In this problem, a *hypothesis* is a number between 0 and 100, and represents 
the number of red tokens we believe is in the jar.

In [3]:
def p_e_given_h(evidence: Token, hypothesis: int) -> Fraction:
    assert isinstance(evidence, Token)
    assert 0 <= hypothesis <= TOKENS
    # red_count = hypothesis

    return {
        Token.red: Fraction(hypothesis, TOKENS),
        Token.black: Fraction((TOKENS - hypothesis), TOKENS),
    }[evidence]


assert p_e_given_h(Token.black, TOKENS) == 0
assert p_e_given_h(Token.black, 0) == 1
assert p_e_given_h(Token.red, TOKENS) == 1
assert p_e_given_h(Token.red, 0) == 0


In [4]:
def p_e(evidence, priors):
    """
    My current belief about the likelihood of `E` occuring at all
    is stated by integrating all possible hypotheses
    """
    assert sum(priors.values()) == 1, priors.values()

    return sum(
        [
            p_e_given_h(evidence, hypothesis) * prior
            for hypothesis, prior in priors.items()
        ]
    )


def infer(evidence: Token, priors: dict[int, Fraction]) -> dict[str, Fraction]:
    "apply Bayes formula to a set of priors and a piece of evidence"
    assert sum(priors.values()) == 1

    p_e_ = p_e(evidence, priors)
    return {
        hypothesis: Fraction(p_e_given_h(evidence, hypothesis) * p_h, p_e_)
        for hypothesis, p_h in priors.items()
    }


def inference(jar: Jar, priors, hypothesis):
    yield dict(evidence=None, prior=priors[hypothesis])
    while True:
        evidence = jar.observe()
        posteriors = infer(evidence, priors)
        priors = posteriors
        yield dict(evidence=evidence, prior=priors[hypothesis])

In [5]:
jar = Jar()

steps = 100
priors = {count: Fraction(1, 1 + TOKENS) for count in range(0, 1 + TOKENS)}
assert sum(priors.values()) == 1


for step in range(1, 1 + steps):
    evidence = jar.observe()
    posteriors = infer(evidence, priors)
    priors = posteriors
count, p = max(priors.items(), key=lambda pair: pair[1])
print(f"Best guess after {steps} steps: {count}: {p:.2f}")
print(f"Actual: {jar.red_tokens}")

Best guess after 100 steps: 69: 0.09
Actual: 73


In [6]:
def simulate(steps, jar: Jar, priors=None):
    if priors is None:
        priors = {count: Fraction(1, 1 + TOKENS) for count in range(0, 1 + TOKENS)}
    assert sum(priors.values()) == 1

    assert all([prior>0 for prior in priors.values()])
    fig = make_subplots(rows=1 + steps, cols=1)
    fig.add_trace(
        go.Bar(
            x=[int(count) for count, _ in priors.items()],
            y=[float(p) for _, p in priors.items()],
            name="Initial",
        ),
        row=1,
        col=1,
    )
    fig.update_yaxes(range=(0, 0.2), row=1, col=1)

    max_y = 0
    for step in range(1, 1 + steps):
        evidence = jar.observe()
        posteriors = infer(evidence, priors)
        priors = posteriors
        fig.add_trace(
            go.Bar(
                x=[int(count) for count, _ in priors.items()],
                y=[float(p) for _, p in priors.items()],
                name=f"Step {step}",
            ),
            row=1 + step,
            col=1,
        )
        max_y = max(max_y, float(max(priors.values())))

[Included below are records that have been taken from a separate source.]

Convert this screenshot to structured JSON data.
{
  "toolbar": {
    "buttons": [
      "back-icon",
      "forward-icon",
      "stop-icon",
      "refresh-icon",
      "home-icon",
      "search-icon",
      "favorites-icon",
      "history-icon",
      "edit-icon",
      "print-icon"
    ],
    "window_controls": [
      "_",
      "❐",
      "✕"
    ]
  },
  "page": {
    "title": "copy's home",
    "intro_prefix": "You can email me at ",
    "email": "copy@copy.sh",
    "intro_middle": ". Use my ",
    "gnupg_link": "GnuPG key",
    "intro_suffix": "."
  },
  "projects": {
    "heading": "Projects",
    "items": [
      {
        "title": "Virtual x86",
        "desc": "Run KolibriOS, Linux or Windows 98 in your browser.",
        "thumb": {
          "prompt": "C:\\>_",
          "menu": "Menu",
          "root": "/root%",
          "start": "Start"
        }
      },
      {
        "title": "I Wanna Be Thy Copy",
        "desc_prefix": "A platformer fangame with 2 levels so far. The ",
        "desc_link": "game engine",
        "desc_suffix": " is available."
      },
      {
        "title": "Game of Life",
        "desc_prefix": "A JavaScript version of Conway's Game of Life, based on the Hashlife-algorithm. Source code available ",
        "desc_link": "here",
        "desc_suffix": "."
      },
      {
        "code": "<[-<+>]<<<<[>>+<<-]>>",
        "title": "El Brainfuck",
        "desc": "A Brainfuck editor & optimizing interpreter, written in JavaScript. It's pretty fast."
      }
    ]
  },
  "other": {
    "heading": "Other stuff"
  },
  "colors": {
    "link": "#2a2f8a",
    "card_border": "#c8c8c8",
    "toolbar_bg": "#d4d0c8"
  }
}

    for step in range(0, 1 + steps):
        fig.update_yaxes(range=(0, max_y), row=1 + step, col=1)

    fig.update_layout(
        margin=dict(l=10, r=10, t=30, b=10),
        height=steps * 100,
    )

    return fig

In [7]:
def opinionated_priors():
    counts = list(range(0, TOKENS + 1))

    m = Fraction(1, sum([count + 1 for count in counts]))
    return {
        count: 
        m*(count+1)
        for count in counts 
    }



In [8]:
jar = Jar()
priors = {count: Fraction(1, 2 ** (1 + count)) for count in range(0, 1 + TOKENS)}
priors[TOKENS] *= 2

simulate(jar=jar, steps=20, priors=opinionated_priors())

In [9]:
jar.red_tokens

96

So even with quite opinionated hypotheses, we trend towards the correct value.